Whistles and yells echo from the field. Small orange cones mark every 10-15 yards. The sounds of shoes hitting the ground become a subtle background noise.
All of these noises and sights are no different for senior wide receiver Jonathan Epps. The only difference is instead of football pads, he’s now in track spikes and rather than big players in a secondary running after him, he now has slender, toned teammates running with him.
Epps has eased into the track and field world quite smoothly. It helps having a track background, but it also helps that he’s just naturally quick.
In his final football season with ACU, Epps had 464 receiving yards and earned second team all-Southland Conference at punt return and 2015 return specialist.
At 5-feet-9-inch, 170 lbs., the New Orleans native is a little stockier than most sprinters, but that doesn’t mean he’s counting himself out.
“I’m really competitive and I know I haven’t done track in a while but I always believe in myself,” Epps said, “I have to remind myself I’m not doing it to get personal records every time out, but to prepare myself for football.”
Being in the middle of training for any sport is hard. Add training to go into the professional realm of that sport and you have a fairly intense regime to stick to. Epps is in the middle of training for ACU’s pro day as well as the combine in Houston.
As random as it may look to the outside for a football player to cross over into the track world, for Epps, it just seems right.
“I ran in high school and then stopped because it wasn’t offered at Tyler junior college,” Epps said, “Coach [Ken Collums] wouldn’t let me join last year because he didn’t want me to get hurt so this is my first year back in a while.”
Despite spending so much time off from running, Epps rarely takes time off from practices.
“I work out up to four times a day,” Epps said. “Football is fast paced but you get some rest periods. Track is just go-go-go.”
The track and field program is coming off of a conference title win thanks to the women’s cross country team back in the fall coupled with a strong showing at Texas A&M this past weekend for the first meet of the indoor season. They competed against some of the top teams in the nation, with athletes claiming top-10 finishes in a variety of events.
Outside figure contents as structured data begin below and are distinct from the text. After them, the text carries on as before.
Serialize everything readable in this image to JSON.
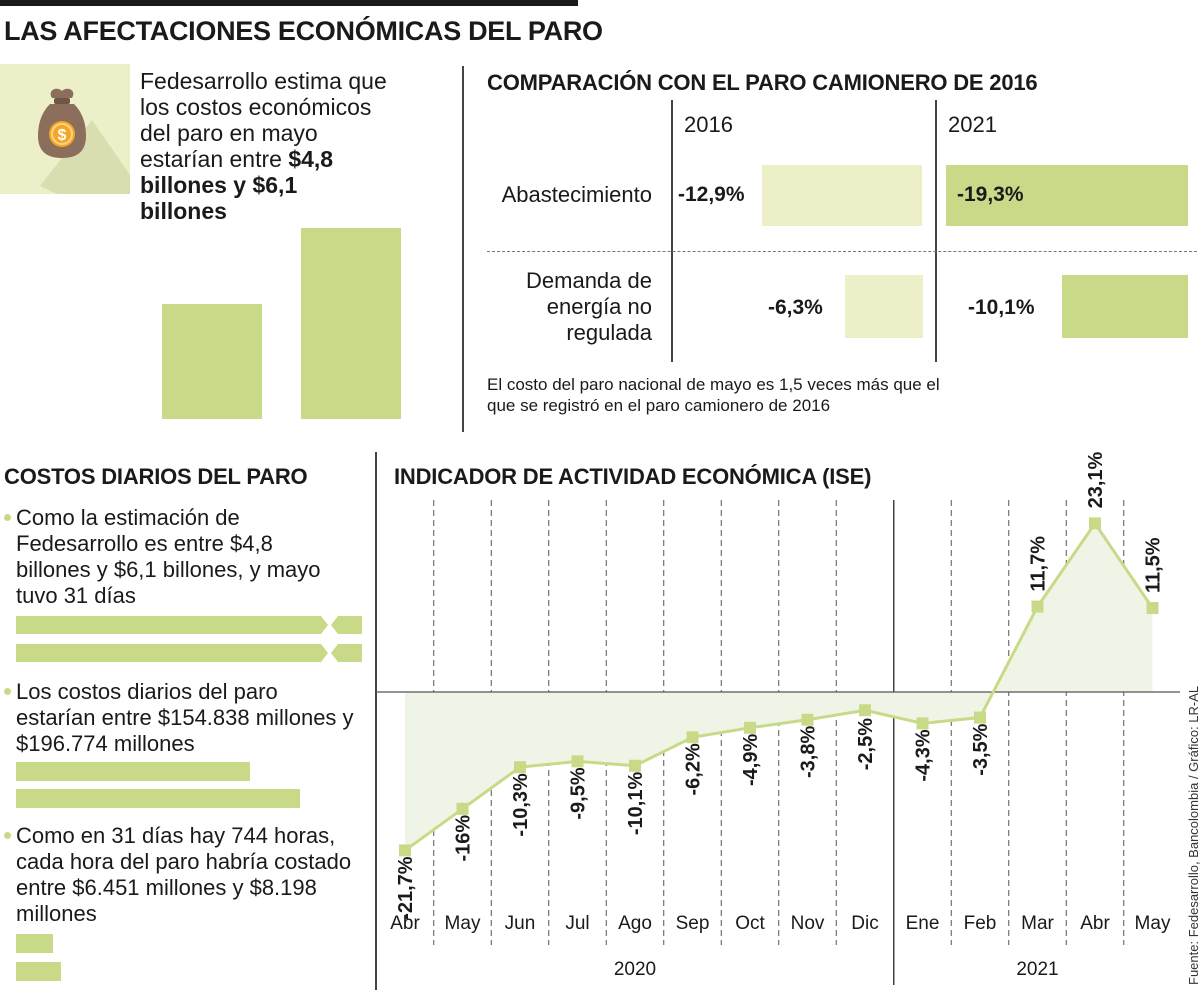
{
  "title": "LAS AFECTACIONES ECONÓMICAS DEL PARO",
  "fedesarrollo": {
    "text_plain": "Fedesarrollo estima que los costos económicos del paro en mayo estarían entre",
    "text_bold": "$4,8 billones y $6,1 billones",
    "icon": "money-bag-icon",
    "cost_range_billions": [
      4.8,
      6.1
    ]
  },
  "comparison": {
    "title": "COMPARACIÓN CON EL PARO CAMIONERO DE 2016",
    "years": [
      "2016",
      "2021"
    ],
    "rows": [
      {
        "label": "Abastecimiento",
        "v2016": "-12,9%",
        "v2021": "-19,3%"
      },
      {
        "label": "Demanda de energía no regulada",
        "v2016": "-6,3%",
        "v2021": "-10,1%"
      }
    ],
    "note": "El costo del paro nacional de mayo es 1,5 veces más que el que se registró en el paro camionero de 2016"
  },
  "daily": {
    "title": "COSTOS DIARIOS DEL PARO",
    "items": [
      {
        "text": "Como la estimación de Fedesarrollo es entre $4,8 billones y $6,1 billones, y mayo tuvo 31 días"
      },
      {
        "text": "Los costos diarios del paro estarían entre $154.838 millones y $196.774 millones"
      },
      {
        "text": "Como en 31 días hay 744 horas, cada hora del paro habría costado entre $6.451 millones y $8.198 millones"
      }
    ]
  },
  "chart_data": {
    "type": "line",
    "title": "INDICADOR DE ACTIVIDAD ECONÓMICA (ISE)",
    "categories": [
      "Abr",
      "May",
      "Jun",
      "Jul",
      "Ago",
      "Sep",
      "Oct",
      "Nov",
      "Dic",
      "Ene",
      "Feb",
      "Mar",
      "Abr",
      "May"
    ],
    "values": [
      -21.7,
      -16,
      -10.3,
      -9.5,
      -10.1,
      -6.2,
      -4.9,
      -3.8,
      -2.5,
      -4.3,
      -3.5,
      11.7,
      23.1,
      11.5
    ],
    "labels": [
      "-21,7%",
      "-16%",
      "-10,3%",
      "-9,5%",
      "-10,1%",
      "-6,2%",
      "-4,9%",
      "-3,8%",
      "-2,5%",
      "-4,3%",
      "-3,5%",
      "11,7%",
      "23,1%",
      "11,5%"
    ],
    "year_groups": [
      {
        "label": "2020",
        "count": 9
      },
      {
        "label": "2021",
        "count": 5
      }
    ],
    "ylim": [
      -25,
      25
    ],
    "series_color": "#c8da87",
    "fill_color": "#eff5e6"
  },
  "source": "Fuente: Fedesarrollo, Bancolombia / Gráfico: LR-AL",
  "colors": {
    "light": "#ecefc7",
    "dark": "#c8da87"
  }
}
Epps competed in the 60m, which can arguably be seen as one of the most competitive races during indoor season.
“It was a little nerve racking,” said Epps, in regard to lining up next to some of the best in the collegiate world of track. “But once I got in the blocks and started warming up, I settled down a little bit.”
With his first meet under his belt and unsatisfied with his time, Epps is looking forward to competing in two weeks at the University of Houston. He’ll race in the 60m as well as the 200m.
“Combine training is the number one goal,” Epps said. “But that doesn’t mean I’m going to be selfish and run a slow time. I also want to help the team. They’re taking the time to help me.”
Epps is in the right spot when it comes to growth. The ACU track program has seen an increase in recruits as well as performances since the transition into Div. I three years ago. The once-powerhouse of track in Texas is back on path to reclaim it’s title.
As for Epps, he’s definitely preparing for what may come in the future. But he also hasn’t lost sight of what’s right in front of him.
“I’m living in the moment and enjoying myself,” Epps said. “To be blessed with the ability to run and be a two-sport athlete is great. Living in the moment is what I’ve learned to do.”